A J Heschel and the ancient traditions of ‘hesed’ and ‘shalom’.

417236596_1651500901925256_1896604641707322339_nWhat brings me back to reading Heschel is not that his writing is 'accessible', 'practical', 'devotional', or even always understandable. In Heschel's writing I hear the voice of a prophet, someone for whom God is the living centre of human existence, and who tries to see and show the creative love and purposeful mercy that frames each life.
 
For Heschel, God is not our back-up position in case our own life plans and hopes get into trouble. God is the one who calls us to live into the gift that is our life by being a hopeful, life-giving presence in a world of despair.

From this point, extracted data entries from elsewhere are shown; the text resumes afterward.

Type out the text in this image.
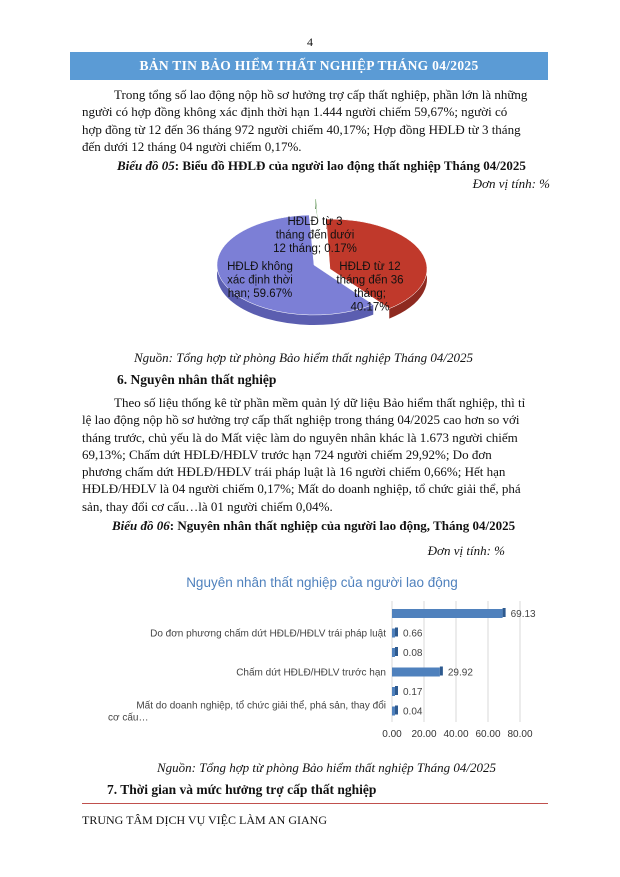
4
BẢN TIN BẢO HIỂM THẤT NGHIỆP THÁNG 04/2025
Trong tổng số lao động nộp hồ sơ hưởng trợ cấp thất nghiệp, phần lớn là những
người có hợp đồng không xác định thời hạn 1.444 người chiếm 59,67%; người có
hợp đồng từ 12 đến 36 tháng 972 người chiếm 40,17%; Hợp đồng HĐLĐ từ 3 tháng
đến dưới 12 tháng 04 người chiếm 0,17%.
Biểu đồ 05: Biểu đồ HĐLĐ của người lao động thất nghiệp Tháng 04/2025
Đơn vị tính: %
HĐLĐ không xác định thời hạn; 59.67%
HĐLĐ từ 12 tháng đến 36 tháng; 40.17%
HĐLĐ từ 3 tháng đến dưới 12 tháng; 0.17%
Nguồn: Tổng hợp từ phòng Bảo hiểm thất nghiệp Tháng 04/2025
6. Nguyên nhân thất nghiệp
Theo số liệu thống kê từ phần mềm quản lý dữ liệu Bảo hiểm thất nghiệp, thì tỉ
lệ lao động nộp hồ sơ hưởng trợ cấp thất nghiệp trong tháng 04/2025 cao hơn so với
tháng trước, chủ yếu là do Mất việc làm do nguyên nhân khác là 1.673 người chiếm
69,13%; Chấm dứt HĐLĐ/HĐLV trước hạn 724 người chiếm 29,92%; Do đơn
phương chấm dứt HĐLĐ/HĐLV trái pháp luật là 16 người chiếm 0,66%; Hết hạn
HĐLĐ/HĐLV là 04 người chiếm 0,17%; Mất do doanh nghiệp, tổ chức giải thể, phá
sản, thay đổi cơ cấu…là 01 người chiếm 0,04%.
Biểu đồ 06: Nguyên nhân thất nghiệp của người lao động, Tháng 04/2025
Đơn vị tính: %
Nguyên nhân thất nghiệp của người lao động
69.13
0.66
0.08
29.92
0.17
0.04
Do đơn phương chấm dứt HĐLĐ/HĐLV trái pháp luật
Chấm dứt HĐLĐ/HĐLV trước hạn
Mất do doanh nghiệp, tổ chức giải thể, phá sản, thay đổi cơ cấu…
0.00 20.00 40.00 60.00 80.00
Nguồn: Tổng hợp từ phòng Bảo hiểm thất nghiệp Tháng 04/2025
7. Thời gian và mức hưởng trợ cấp thất nghiệp
TRUNG TÂM DỊCH VỤ VIỆC LÀM AN GIANG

For example, here are the words I read this morning, going through a book I bought in 1993, of all places, in the huge Hanover Book Store in Hanover, New Hampshire, while staying with our good friends Bob and Becky.
 
"There is a loneliness in us that hears. When the soul parts from the company of the ego and its retinue of petty conceits; when we cease to exploit all things but instead pray the world's cry, the world's sigh, our loneliness may hear the living grace beyond all power.
 
We must first peer into the darkness, feel strangled and entombed in the hopelessness of living without God, before we are ready to feel the presence of His living light."
 
This is Jewish wisdom, rooted in ancient traditions of 'hesed' and 'shalom', mercy and flourishing, faithfulness and peace, love for the world because made by and sustained by the steadfast love of God which endures forever. Heschel's concern for compassion and justice, human security through humane behaviour draws from deep wells of that Jewish tradition. They are traditions without which our modern world has become a much more dangerous place.